A 45-year-old female referred to our department with persistent perimenopausal uterine bleeding not responding to medical treatment inform of progesterone and haemostatics since months. She had three children with history of vaginal delivery and no previous laparotomies. Ultrasound (2D and 3D views) showed a unicornuate uterus with adenomyotic features with failure to visualize the other horn with both adnexa seen, and both kidneys appeared normal (Figs. 1 and 2). The patient was not informed about that before weather on delivery or other ultrasound examinations. Under general anaesthesia, the patient underwent laparotomy for hysterectomy that revealed unicornuate uterus, but it was very unusual to see a completely separated and distant left horn, with non-communication and non-cavitated, with both adnexa attached to the both horns (Fig. 3). A rectovesical band was seen between both horns that might be the aetiology for the non-union of the 2 Mullerian ducts. Excision of this band was performed by scissors before starting the hysterectomy (Fig. 4). Hysterectomy was performed in the usual technique. Total hysterectomy with bilateral salpingo-oophorectomy was done and the specimen was sent for histopathology that confirmed adenomyosis in the right horn and non-communicating non-cavitated left rudimentary horn.

Fig. 1.

2D and 3D ultrasound view showing unicornuate uterus.

(0,1MB).
Fig. 2.

2D ultrasound showing normal both kidneys.

(0,11MB).
Fig. 3.

Operative view showing unicornuate uterus with rudimentary left horn with adnexa attached to both horns.

(0,3MB).
Fig. 4.

Hysterectomy specimen showing total hysterectomy with bilateral salpingo-oophorectomy with unicornuate uterus with rudimentary non communicating non cavitated left horn.

(0,54MB).
Discussion

The frequency of A1b variant by class II of the unicornuate uterus classified by Buttram Jr. and Gibbons is 7.7%–42.9% of all unicornuate uterus with a rudimentary horn.3,4 The association with pregnancy complications is not mandatory, as shown by the obstetric history of our patient, other complications are infertility, abortion and preterm labour. Gynaecological conditions associated are dysmenorrhea (estimated in 70% of cases), hematometra (in 50%), and endometriosis (in 20%–40% of cases).5 The diagnosis of unicornuate uterus is not so easy sometimes, and it can even be missed by inexperienced surgeons and sonographers.
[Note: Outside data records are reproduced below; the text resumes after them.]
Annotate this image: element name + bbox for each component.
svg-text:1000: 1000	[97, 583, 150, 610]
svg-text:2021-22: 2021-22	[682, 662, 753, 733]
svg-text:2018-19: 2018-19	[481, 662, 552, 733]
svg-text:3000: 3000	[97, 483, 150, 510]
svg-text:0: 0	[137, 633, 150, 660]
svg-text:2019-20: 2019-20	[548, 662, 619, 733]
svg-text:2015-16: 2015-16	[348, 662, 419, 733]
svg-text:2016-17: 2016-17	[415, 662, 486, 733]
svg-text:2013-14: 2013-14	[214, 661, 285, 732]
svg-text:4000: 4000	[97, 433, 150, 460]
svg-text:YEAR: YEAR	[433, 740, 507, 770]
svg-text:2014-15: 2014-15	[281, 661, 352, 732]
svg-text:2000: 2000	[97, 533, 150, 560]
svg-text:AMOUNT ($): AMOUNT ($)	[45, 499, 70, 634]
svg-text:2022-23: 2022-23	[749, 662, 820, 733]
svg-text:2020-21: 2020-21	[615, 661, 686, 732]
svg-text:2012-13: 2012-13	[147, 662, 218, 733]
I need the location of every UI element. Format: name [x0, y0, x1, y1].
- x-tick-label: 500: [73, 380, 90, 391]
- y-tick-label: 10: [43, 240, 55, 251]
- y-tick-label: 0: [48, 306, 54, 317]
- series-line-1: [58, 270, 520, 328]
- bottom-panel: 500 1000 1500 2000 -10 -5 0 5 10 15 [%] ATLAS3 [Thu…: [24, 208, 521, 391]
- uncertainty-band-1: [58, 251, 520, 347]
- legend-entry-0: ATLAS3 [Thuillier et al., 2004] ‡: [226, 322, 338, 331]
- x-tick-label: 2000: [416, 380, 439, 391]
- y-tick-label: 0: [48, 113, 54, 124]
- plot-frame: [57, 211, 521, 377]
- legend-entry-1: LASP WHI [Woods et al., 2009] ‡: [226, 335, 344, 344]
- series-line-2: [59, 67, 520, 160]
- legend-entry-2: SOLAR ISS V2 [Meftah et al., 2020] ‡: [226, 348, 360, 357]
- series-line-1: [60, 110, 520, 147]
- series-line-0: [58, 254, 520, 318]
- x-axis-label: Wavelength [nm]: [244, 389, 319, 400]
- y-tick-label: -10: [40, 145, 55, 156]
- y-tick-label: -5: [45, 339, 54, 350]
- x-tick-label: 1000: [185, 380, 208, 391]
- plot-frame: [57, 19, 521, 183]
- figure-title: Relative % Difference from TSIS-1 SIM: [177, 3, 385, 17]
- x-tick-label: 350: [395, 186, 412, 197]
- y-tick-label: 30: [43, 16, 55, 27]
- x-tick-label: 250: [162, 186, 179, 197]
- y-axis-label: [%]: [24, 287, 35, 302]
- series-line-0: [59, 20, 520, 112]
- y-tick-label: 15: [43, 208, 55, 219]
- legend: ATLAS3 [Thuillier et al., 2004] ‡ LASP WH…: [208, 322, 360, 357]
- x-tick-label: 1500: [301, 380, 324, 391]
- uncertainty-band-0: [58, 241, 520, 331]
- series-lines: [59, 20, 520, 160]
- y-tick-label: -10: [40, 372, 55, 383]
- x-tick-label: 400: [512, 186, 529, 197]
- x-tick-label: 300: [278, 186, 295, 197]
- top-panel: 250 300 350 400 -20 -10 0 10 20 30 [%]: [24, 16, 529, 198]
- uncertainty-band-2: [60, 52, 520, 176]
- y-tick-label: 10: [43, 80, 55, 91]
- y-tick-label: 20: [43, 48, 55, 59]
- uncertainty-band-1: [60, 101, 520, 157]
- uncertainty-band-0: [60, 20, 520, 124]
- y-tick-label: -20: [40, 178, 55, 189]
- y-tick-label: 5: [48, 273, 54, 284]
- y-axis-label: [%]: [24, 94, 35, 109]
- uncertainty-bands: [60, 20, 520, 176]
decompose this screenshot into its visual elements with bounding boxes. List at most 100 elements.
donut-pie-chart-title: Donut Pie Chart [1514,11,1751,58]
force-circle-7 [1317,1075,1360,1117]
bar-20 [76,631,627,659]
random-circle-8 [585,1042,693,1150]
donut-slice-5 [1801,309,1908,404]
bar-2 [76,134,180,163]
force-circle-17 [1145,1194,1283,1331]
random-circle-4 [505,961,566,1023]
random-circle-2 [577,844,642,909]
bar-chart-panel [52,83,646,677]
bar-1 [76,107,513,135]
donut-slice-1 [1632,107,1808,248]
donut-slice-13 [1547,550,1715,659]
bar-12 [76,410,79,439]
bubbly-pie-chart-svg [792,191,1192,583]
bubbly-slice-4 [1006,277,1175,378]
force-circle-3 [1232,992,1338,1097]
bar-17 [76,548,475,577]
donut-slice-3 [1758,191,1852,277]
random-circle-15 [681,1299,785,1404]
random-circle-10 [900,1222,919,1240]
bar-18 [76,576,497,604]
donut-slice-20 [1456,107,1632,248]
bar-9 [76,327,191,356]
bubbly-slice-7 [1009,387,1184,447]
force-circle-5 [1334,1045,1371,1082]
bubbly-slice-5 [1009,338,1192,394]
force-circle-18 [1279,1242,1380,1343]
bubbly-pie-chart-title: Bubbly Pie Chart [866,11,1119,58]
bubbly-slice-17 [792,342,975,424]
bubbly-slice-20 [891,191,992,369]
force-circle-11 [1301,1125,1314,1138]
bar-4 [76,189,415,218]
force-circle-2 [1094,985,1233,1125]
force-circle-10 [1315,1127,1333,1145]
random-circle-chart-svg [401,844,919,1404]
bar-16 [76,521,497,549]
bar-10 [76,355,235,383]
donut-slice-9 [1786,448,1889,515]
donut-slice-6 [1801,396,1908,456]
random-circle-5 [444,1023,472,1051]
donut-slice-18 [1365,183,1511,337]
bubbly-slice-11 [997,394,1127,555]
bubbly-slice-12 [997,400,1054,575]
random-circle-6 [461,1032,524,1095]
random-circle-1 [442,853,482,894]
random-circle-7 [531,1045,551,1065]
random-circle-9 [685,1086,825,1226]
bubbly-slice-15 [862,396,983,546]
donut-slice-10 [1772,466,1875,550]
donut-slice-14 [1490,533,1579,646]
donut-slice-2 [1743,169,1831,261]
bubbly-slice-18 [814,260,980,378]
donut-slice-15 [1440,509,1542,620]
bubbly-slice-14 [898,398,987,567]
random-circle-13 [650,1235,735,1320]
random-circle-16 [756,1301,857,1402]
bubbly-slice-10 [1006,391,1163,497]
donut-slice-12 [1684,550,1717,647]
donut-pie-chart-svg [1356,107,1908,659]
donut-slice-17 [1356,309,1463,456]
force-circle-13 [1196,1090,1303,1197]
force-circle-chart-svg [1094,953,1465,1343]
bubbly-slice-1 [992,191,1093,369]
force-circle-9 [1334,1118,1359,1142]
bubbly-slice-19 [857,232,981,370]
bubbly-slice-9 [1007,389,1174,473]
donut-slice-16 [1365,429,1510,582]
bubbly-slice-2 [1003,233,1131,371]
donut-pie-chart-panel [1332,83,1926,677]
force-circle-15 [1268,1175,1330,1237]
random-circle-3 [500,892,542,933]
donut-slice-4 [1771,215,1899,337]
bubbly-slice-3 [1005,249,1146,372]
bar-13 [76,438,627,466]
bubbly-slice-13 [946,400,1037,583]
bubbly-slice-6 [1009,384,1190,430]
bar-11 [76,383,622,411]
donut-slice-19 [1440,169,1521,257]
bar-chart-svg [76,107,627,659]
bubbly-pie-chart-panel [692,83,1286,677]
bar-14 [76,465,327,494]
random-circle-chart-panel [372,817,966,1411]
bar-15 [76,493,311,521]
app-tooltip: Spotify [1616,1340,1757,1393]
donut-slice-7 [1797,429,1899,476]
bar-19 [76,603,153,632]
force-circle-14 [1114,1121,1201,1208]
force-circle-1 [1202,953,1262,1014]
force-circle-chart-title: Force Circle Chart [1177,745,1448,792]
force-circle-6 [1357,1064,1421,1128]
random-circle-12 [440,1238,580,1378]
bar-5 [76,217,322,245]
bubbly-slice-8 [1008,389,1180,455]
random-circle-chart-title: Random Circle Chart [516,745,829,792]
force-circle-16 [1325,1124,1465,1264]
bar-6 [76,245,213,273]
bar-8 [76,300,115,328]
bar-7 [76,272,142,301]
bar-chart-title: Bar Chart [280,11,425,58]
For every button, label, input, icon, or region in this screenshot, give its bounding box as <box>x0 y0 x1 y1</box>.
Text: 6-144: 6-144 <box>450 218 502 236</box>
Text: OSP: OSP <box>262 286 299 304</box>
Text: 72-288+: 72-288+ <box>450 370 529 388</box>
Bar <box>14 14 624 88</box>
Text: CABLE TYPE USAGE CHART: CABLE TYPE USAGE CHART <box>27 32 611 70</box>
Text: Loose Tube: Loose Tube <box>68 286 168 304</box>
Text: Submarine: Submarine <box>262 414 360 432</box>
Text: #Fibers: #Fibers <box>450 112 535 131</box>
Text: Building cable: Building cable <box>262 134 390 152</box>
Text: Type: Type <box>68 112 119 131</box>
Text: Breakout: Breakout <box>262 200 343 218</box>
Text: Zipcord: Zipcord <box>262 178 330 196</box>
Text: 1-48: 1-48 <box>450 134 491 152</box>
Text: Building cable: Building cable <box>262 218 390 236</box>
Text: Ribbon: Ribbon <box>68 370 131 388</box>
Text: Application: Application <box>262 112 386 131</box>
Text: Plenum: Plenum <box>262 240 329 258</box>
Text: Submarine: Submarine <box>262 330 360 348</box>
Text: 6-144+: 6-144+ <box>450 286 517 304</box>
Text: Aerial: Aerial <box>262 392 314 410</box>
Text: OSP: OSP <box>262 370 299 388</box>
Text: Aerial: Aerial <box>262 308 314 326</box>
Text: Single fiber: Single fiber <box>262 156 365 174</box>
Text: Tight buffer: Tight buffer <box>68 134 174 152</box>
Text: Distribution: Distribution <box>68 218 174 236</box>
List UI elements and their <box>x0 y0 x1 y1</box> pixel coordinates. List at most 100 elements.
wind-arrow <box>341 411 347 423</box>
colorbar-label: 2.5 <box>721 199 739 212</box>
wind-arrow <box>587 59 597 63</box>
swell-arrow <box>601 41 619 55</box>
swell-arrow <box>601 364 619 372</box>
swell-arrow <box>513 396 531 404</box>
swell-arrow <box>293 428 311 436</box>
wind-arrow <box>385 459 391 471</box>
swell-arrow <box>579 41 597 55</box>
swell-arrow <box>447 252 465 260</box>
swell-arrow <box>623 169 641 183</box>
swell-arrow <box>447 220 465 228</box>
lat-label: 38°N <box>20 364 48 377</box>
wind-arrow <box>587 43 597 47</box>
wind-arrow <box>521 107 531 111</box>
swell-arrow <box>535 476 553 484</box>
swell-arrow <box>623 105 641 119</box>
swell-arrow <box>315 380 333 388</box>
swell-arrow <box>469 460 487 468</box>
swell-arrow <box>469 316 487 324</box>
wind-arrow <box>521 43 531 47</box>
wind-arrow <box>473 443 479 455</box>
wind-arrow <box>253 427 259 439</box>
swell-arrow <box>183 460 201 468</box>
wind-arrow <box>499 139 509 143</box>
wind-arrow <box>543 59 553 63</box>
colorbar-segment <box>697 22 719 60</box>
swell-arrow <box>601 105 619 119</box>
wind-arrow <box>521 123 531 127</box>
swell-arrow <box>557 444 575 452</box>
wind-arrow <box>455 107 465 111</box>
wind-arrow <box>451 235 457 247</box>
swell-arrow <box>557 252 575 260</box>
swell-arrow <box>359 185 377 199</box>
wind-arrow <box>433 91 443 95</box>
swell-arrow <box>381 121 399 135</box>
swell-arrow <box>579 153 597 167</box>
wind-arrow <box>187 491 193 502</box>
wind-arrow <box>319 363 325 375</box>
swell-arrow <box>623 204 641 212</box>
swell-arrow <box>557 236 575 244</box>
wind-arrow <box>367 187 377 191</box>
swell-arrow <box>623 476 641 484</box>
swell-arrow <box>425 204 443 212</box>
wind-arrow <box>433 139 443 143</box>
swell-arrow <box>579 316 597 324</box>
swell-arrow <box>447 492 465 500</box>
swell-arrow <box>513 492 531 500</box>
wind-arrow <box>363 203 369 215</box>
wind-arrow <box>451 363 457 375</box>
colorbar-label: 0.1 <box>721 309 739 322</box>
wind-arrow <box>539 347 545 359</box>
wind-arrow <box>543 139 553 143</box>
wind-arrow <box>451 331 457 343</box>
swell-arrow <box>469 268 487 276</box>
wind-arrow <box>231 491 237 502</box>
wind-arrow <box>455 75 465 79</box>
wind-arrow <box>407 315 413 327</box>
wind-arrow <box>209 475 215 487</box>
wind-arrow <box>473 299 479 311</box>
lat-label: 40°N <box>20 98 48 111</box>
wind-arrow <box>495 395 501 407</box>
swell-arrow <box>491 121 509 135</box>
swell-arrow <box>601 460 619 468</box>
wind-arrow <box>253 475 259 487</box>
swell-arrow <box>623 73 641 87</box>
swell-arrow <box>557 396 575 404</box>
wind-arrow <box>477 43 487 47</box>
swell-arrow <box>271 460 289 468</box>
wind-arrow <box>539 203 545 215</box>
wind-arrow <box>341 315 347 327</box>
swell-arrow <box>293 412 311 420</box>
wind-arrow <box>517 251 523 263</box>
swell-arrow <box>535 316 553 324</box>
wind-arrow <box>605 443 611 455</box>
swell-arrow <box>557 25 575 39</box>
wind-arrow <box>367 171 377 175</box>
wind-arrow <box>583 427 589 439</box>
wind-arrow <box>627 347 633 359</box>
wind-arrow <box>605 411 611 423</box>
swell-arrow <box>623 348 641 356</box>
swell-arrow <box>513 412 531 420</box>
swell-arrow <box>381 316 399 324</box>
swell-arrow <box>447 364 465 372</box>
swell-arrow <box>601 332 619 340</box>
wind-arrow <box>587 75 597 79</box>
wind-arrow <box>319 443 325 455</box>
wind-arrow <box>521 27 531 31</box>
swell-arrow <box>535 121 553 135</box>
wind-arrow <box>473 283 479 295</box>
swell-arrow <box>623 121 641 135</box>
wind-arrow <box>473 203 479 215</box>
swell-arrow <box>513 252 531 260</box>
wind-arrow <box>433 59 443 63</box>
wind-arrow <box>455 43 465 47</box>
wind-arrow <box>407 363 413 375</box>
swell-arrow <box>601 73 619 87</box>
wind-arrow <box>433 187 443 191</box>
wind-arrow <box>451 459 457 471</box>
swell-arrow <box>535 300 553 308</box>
Proper identification and diagnosis of mullerian anomaly, however, is critical to assess the right surgical approach, because the procedure is greatly influenced by the specific subtype and by anatomical characteristics of the uterus, such as the extent of the connection between the rudimentary horn and the unicornuate uterus.6–9

As previously described by Fedele et al.,6 the unicornuate uterus with rudimentary horn brings itself some intrinsic variations of the classic pelvic anatomy: frequently, the ureter lateral to the rudimentary horn has a higher course, as it lies adjacent to the vascular pedicle of the horn. For this reason, it should be mandatory to identify the ureter course firstly when the round ligament is transected and the broad ligament and retroperitoneal space are entered. Moreover, it has been suggested3 to perform omolateral salpingectomy as the last surgical step, rather than excising it at the same time of the uterine horn.

Conclusion

In managing challenging cases of anomaly, such as the one affecting our patient, surgeon skill and decision at that point of time are very important. Operative laparoscopy, with all its advantages, and ultrasound even 3D and MRI are valid alternatives to diagnoses but the surgical procedure can be complicated by important anatomical variations.

Conflicts of interest

The author declares no conflicts of interest.